- Directed by: Irving Franco
- Starring: Oakes Fegley; David Duchovny; Larry Pine; T. R. Knight;
- Production companies: Randomix Productions; Crystal City Entertainment; Adam 1 Pictures;
- Distributed by: Nova Vento Entertainment; Electric Entertainment;
- Release date: February 14, 2024;
- Running time: 103 minutes
- Country: United States
- Language: English

= Adam the First =

2024 film directed by Irving Franco

Adam the First is a 2024 drama film written and directed by Irving Franco. It was released by Nova Vento Entertainment in select theaters in the United States on February 14, 2024, and on May 14, 2024, via streaming by Electric Entertainment.

== Synopsis ==
A 14-year-old boy sets out across the country to meet a series of men who could be his father.

== Cast ==
- Oakes Fegley as Adam
- David Duchovny as James
- T.R. Knight as Jacob Jr.
- Larry Pine as Jacob #3
- Billy Slaughter as The Bounty Hunter
- Jason Dowies as Jacob Watterson #2
- Eric Hanson as Jacob #1

==Production==
On October 31, 2022, it was announced that David Duchovny would star in the film, alongside Oakes Fegley and T.R. Knight.

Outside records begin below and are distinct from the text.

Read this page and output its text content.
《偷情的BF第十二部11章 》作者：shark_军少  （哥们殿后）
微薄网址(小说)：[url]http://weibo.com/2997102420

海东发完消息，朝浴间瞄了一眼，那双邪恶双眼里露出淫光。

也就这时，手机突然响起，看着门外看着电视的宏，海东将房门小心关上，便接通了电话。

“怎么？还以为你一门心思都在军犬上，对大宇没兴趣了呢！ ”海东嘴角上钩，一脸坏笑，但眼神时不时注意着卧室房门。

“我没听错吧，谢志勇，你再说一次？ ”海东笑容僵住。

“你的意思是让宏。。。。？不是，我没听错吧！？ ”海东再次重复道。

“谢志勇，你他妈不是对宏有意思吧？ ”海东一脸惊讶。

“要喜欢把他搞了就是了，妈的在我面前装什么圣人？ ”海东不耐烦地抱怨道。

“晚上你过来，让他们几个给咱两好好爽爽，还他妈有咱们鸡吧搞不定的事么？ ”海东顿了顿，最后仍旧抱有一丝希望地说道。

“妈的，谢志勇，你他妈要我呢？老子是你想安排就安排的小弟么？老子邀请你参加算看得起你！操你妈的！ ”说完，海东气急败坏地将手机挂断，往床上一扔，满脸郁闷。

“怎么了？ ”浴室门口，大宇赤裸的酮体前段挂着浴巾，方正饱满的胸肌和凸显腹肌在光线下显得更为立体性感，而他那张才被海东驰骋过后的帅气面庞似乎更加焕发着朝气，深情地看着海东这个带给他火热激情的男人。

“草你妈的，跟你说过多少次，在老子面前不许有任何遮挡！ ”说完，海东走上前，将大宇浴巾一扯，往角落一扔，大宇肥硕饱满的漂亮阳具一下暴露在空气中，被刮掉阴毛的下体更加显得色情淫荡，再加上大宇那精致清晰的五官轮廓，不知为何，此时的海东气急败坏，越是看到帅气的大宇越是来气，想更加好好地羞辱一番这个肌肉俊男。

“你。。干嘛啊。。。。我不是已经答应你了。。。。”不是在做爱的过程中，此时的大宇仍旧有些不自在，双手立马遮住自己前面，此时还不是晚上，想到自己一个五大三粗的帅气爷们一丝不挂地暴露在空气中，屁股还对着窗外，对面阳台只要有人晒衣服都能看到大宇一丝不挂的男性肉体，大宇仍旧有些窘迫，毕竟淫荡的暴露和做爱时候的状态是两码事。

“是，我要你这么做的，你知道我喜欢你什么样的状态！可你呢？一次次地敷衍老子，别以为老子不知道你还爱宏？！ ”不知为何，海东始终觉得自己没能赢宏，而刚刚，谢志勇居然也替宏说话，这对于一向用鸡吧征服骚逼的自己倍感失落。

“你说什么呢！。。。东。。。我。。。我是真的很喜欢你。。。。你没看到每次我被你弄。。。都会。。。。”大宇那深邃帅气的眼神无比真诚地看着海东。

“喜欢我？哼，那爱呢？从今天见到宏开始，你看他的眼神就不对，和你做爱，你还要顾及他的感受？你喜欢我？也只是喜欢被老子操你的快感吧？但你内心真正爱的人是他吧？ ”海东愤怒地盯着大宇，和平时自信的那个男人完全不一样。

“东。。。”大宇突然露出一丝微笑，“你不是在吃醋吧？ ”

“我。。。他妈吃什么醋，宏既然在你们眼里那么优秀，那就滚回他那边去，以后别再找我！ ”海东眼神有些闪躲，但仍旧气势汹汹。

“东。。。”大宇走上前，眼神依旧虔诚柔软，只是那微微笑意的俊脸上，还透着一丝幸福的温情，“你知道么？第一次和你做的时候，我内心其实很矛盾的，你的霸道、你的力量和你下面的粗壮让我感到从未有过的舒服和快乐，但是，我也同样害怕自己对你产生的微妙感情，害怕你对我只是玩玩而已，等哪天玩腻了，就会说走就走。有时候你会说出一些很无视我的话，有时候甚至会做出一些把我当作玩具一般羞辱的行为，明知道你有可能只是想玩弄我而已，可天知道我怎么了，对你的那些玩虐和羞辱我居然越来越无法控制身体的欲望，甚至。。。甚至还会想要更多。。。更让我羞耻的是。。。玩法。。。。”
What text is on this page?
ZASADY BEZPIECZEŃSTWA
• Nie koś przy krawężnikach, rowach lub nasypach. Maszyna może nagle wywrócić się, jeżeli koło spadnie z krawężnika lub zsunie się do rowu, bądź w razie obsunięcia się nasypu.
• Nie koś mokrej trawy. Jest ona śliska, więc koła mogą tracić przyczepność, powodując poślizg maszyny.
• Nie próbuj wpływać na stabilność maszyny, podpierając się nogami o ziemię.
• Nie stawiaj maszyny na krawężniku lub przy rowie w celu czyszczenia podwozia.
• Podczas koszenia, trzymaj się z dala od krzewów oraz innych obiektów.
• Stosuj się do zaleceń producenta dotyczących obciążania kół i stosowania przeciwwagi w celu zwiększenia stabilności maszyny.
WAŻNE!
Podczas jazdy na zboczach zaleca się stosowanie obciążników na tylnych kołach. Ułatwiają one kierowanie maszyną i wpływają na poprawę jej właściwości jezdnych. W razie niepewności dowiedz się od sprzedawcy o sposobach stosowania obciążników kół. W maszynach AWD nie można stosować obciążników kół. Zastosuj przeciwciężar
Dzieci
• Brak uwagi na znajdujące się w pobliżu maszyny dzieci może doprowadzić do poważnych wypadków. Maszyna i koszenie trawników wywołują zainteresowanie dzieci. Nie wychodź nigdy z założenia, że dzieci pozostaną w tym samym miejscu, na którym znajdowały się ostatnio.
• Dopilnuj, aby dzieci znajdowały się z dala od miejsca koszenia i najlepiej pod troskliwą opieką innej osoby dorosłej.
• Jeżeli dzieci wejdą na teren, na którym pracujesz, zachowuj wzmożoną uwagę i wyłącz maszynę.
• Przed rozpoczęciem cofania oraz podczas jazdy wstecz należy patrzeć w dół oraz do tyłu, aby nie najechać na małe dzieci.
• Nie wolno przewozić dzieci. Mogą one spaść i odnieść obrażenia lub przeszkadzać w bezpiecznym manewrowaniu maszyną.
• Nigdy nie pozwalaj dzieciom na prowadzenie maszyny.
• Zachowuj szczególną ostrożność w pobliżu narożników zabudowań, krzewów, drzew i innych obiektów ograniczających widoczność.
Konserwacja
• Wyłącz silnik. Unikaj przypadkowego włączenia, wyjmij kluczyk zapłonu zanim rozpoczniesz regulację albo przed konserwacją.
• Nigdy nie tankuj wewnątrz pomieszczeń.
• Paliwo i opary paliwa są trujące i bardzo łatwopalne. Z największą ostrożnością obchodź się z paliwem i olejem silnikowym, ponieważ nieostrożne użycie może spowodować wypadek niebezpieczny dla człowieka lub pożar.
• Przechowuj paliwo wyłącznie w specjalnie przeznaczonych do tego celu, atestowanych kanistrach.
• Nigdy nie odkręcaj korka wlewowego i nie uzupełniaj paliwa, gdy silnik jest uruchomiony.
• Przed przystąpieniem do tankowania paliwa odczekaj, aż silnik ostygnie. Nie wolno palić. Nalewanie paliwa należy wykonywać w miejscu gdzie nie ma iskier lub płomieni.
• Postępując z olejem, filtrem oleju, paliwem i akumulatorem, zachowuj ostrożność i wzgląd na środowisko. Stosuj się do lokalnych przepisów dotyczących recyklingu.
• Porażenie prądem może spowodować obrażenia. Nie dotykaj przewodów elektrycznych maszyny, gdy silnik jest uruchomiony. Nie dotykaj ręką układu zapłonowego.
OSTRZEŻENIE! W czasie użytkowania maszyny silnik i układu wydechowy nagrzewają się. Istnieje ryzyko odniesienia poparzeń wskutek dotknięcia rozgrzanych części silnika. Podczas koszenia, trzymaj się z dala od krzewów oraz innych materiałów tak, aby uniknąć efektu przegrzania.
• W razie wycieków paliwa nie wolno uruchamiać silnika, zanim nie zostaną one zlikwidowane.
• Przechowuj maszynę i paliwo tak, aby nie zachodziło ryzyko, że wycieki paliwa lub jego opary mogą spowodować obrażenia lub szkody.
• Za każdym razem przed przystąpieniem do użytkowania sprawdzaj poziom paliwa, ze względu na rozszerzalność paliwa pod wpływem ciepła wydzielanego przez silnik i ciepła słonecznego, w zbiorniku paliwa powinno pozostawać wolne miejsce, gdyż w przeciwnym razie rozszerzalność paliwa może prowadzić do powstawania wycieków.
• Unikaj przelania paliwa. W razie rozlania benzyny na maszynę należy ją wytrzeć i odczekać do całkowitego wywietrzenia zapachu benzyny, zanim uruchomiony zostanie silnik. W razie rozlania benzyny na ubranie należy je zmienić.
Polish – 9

Adam the First was filmed in Mississippi.

== Reception ==

At Film Threat, Allan Ng gave it a 7.5/10 rating saying that the film "explores what it means to be a family from the perspective of an outsider desperately wanting to find the truth." At Common Sense Media, Jeffrey M. Anderson gave it a 3/5 rating saying that "frequently feeling a bit shallow or underwritten (and sometimes even exasperating), this drama is nonetheless held together by its undeniable earnestness and poignant lead performance."

Prairie Miller of WBAI Radio said that "suffice it to say, that whatever conventional circumstances exist in the real world concerning lost and found children, best to enter this tale of somewhat biblical proportions as suggested in the title, with an extraordinarily open mind."